For the economy, a slower increase in the population raises concerns about American competitiveness. But it could actually be a good thing. A number of economists, including the Federal Reserve Chairman Ben Bernanke are worried about the lack of inflation and income growth in the United States. Fewer workers could drive up salaries. What’s more, fewer new Americans might help slow government spending. That may curtail the rising US federal debt, which many think will soon cause interest rates to jump and hold down US GDP growth. “At a time of fewer government resources, fewer new people might not be such a bad thing,” says New Hampshire’s Johnson.
This seems very wrong to me. For one thing we have an aging population who we are going to need to support, and the less working age population we have to support them the more of a burden they become. Like a pyramid scheme you can’t permanently improve this situation with faster and faster population growth, but you certainly can make the situation worse by decreasing the number of working people per retired person. In addition, lots of government spending, like defense spending, is non-rivalrous public goods so that a higher the population means a lower the per-capita cost. I’m very curious to hear how Kenneth Johnson, the “population expert” from which this claim comes, sees per-capita government spending decreasing. Or perhaps he is talking only about total spending, but why should that be a concern?

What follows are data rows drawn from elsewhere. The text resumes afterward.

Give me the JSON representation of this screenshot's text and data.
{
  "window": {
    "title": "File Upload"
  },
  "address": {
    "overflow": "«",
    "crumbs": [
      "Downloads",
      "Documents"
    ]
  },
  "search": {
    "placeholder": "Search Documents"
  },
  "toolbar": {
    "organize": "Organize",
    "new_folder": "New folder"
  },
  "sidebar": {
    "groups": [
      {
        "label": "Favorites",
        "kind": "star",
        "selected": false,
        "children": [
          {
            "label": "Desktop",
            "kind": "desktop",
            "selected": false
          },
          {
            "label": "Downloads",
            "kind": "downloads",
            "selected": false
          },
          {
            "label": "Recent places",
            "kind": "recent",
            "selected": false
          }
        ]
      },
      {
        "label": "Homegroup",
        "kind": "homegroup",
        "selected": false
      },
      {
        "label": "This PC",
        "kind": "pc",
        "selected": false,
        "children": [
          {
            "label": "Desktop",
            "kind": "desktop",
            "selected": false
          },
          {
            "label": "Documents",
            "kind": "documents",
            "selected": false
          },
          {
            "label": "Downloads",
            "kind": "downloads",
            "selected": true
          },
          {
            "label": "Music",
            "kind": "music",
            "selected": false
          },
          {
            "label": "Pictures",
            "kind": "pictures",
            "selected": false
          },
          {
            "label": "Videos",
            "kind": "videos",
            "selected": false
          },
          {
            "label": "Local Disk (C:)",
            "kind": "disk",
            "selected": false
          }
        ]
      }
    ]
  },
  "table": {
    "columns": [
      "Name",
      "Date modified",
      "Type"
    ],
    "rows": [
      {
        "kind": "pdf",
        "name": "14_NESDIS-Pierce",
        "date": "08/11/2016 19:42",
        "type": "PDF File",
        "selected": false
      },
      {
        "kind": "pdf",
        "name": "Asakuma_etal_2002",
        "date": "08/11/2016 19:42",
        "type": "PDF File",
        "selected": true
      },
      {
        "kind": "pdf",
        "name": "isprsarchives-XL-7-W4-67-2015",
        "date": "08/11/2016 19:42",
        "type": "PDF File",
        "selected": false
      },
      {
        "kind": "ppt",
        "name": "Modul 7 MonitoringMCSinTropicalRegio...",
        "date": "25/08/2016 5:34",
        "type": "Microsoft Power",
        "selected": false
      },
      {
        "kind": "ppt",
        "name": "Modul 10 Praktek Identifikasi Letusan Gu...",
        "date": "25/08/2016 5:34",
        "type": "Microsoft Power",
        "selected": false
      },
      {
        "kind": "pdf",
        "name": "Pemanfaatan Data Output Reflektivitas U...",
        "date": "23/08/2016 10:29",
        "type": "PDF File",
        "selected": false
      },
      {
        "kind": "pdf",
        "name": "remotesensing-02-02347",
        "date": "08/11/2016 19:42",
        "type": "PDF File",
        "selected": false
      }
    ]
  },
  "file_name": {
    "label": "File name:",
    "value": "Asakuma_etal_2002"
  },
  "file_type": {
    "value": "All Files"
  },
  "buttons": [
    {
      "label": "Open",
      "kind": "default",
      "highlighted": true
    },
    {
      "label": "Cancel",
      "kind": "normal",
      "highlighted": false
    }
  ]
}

Likewise I find his claim that lower population growth will drive up salaries to be confusing. After all one man’s salary is another man’s price, which decreases his real wage. Perhaps he thinks there are basically two types of people: skilled and unskilled. And that what’s really happening is population growth is decreasing in the unskilled which will make them more scarce relative to the skilled, and thus able to command a higher wage. I don’t find this very believable, either empirically or as a model for our economy.
Can someone explain to me a model where decreasing population growth raises real wages and decreases per capita government spending? I do not mean to be dismissive of Professor Johnson or his claims, but I am at a loss here.